If I were an anthropologists my area of study would undoubtedly be teenagers. Having lived with one for a little over a year now I am amazed by how fascinating the teenage species is. And while I bear some recollection of once being a teenager myself, I fear that my existence pales in comparison to that of my esteemed subject and co-habitant Teen Biscuit.
Of late, I have been mesmerized by the advanced logic of Teen Biscuit and his peers.
Case in point, on New Year’s Eve Teen Biscuit returned home sans his keys, which meant that I had to get out of bed and open the door for him. When Snuggle Biscuit woke up the next morning, she told me that Teen Biscuit had sent a text around 12am letting us know that he had been relieved of his jacket while at this party.
When Teen Biscuit woke up later that morning to give us the full details of his encounter we learned that he was not actually
relieved jacked of his possessions, he in fact left them at the party.

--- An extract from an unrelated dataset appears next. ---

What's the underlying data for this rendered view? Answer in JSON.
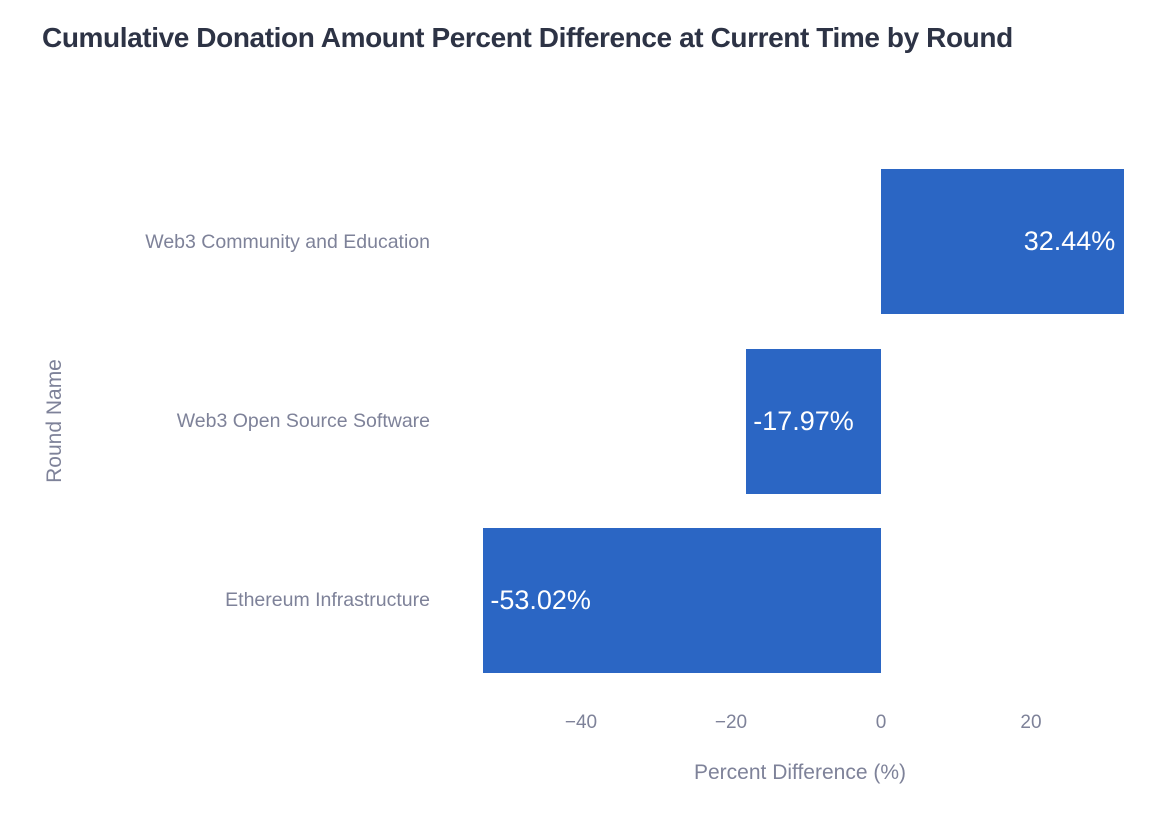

To be clear he left his coat which for some reason was bearing his keys, his wallet and his cell phone at the party.
To his credit, he did return after the party was over to search for it, only to discover someone had taken it home.

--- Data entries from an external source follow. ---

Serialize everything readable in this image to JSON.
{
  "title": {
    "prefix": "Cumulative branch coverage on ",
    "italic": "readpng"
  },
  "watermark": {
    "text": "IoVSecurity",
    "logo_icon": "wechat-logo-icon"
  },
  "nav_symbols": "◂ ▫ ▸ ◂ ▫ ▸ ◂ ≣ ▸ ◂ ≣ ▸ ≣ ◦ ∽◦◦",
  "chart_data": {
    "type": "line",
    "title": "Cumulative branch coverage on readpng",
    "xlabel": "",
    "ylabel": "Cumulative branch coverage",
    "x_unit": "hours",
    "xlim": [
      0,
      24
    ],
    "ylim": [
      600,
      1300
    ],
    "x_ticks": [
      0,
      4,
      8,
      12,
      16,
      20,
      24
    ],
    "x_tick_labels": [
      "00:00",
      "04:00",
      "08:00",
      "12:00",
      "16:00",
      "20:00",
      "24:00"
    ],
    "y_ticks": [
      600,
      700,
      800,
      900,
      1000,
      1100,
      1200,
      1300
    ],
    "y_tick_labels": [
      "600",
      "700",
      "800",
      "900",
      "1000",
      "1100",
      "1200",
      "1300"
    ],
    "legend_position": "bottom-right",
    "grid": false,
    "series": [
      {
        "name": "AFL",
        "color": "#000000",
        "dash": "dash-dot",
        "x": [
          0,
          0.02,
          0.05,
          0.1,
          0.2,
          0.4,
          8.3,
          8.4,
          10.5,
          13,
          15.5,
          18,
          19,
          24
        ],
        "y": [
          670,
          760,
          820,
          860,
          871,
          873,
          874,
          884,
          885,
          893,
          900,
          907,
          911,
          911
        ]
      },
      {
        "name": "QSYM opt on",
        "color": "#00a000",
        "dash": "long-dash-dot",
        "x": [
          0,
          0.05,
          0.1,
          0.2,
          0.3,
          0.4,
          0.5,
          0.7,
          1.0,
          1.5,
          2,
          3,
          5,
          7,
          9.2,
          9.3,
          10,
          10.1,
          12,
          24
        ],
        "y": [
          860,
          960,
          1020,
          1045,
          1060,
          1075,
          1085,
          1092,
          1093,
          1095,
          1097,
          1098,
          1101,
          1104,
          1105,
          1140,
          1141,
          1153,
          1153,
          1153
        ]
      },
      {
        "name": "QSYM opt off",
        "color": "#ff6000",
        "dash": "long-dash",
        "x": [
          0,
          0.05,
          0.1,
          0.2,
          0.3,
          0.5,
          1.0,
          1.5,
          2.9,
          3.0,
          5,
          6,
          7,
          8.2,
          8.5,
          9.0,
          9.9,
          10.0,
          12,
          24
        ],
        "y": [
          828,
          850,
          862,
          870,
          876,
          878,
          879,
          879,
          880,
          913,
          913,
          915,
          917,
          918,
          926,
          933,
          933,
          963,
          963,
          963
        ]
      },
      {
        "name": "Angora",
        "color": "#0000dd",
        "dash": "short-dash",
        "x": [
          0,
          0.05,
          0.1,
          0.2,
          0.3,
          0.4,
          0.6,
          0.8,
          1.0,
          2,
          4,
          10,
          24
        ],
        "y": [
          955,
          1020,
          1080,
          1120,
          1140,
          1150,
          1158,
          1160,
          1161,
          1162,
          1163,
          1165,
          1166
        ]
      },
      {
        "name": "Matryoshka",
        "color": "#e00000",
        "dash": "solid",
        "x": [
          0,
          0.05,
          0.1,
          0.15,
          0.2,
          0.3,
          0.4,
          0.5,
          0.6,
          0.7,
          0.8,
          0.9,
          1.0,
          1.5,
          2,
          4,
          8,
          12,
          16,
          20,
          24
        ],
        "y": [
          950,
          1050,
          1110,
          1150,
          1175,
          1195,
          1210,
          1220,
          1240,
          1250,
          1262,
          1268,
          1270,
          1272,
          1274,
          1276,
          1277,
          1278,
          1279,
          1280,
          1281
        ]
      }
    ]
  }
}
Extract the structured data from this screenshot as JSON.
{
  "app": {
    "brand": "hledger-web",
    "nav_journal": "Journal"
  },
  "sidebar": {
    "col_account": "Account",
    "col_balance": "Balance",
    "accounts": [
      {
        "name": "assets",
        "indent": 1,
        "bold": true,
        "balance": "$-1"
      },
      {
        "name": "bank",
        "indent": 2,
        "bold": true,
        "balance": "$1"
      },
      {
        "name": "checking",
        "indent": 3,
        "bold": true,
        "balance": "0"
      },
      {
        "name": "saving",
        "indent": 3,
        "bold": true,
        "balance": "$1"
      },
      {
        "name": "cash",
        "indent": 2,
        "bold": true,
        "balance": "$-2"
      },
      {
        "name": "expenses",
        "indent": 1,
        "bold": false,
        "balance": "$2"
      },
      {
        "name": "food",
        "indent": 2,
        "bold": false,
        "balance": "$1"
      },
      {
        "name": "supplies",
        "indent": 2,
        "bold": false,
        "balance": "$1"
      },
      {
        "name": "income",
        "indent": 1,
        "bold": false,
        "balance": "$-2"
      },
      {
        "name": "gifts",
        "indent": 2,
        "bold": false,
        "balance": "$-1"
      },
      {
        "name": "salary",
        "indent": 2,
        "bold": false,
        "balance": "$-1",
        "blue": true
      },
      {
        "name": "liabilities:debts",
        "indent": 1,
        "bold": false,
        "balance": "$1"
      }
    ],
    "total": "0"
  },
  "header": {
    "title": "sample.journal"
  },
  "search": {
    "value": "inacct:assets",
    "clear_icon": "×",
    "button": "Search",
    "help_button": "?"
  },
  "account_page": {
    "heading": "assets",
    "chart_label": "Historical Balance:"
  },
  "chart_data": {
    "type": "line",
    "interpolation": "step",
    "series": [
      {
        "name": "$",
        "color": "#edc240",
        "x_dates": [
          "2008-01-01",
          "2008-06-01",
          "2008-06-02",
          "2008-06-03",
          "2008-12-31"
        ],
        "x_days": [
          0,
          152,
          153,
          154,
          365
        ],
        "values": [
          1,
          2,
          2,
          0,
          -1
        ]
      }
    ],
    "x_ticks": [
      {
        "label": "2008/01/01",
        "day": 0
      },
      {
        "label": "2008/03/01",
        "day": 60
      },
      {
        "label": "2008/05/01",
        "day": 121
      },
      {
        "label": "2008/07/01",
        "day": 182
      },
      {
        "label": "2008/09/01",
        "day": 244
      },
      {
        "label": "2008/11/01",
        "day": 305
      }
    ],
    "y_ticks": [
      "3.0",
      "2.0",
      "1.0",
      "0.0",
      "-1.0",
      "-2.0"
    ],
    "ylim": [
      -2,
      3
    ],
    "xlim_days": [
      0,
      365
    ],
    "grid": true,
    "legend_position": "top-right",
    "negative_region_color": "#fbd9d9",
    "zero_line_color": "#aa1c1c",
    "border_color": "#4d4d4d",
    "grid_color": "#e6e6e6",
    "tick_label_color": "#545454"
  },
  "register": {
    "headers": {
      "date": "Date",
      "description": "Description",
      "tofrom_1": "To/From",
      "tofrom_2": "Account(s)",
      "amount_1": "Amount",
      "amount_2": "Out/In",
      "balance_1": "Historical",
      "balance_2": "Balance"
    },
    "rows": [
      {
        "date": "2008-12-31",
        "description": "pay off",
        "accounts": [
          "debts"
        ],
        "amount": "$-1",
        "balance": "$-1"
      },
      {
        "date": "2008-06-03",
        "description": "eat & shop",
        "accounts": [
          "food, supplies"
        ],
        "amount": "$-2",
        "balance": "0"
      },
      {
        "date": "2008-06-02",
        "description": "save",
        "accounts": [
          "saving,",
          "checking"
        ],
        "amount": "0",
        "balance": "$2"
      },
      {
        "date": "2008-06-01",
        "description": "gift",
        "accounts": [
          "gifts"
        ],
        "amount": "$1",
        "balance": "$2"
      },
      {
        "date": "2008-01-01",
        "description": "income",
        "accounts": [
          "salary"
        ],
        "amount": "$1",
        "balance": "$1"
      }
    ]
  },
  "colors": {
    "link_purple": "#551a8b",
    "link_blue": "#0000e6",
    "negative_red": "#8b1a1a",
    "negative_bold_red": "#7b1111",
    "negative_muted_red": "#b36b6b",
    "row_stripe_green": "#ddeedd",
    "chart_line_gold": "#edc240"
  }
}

(Paraphrasing my former pastor, let me lean in a little closer here, the biscuit walked into a party, stuffed all his possessions in his coat, threw it in a room and went his merry way.)
Prior to my tenure co-habitating with a teenager I’d have thought it was impossible for someone to commit such an act. Now a year into this ethnographic study, I realize it is actually consistent with teenage behavior/logic.
You see according to Teen Biscuit, the act of putting all of one’s possessions in an item that was out of eyesight and then forgetting said item was not a flagrant offense. The offense was that someone had the audacity to take this item when there was no one left to claim it.
And you know what…he’s absolutely right, #sortofkindanot.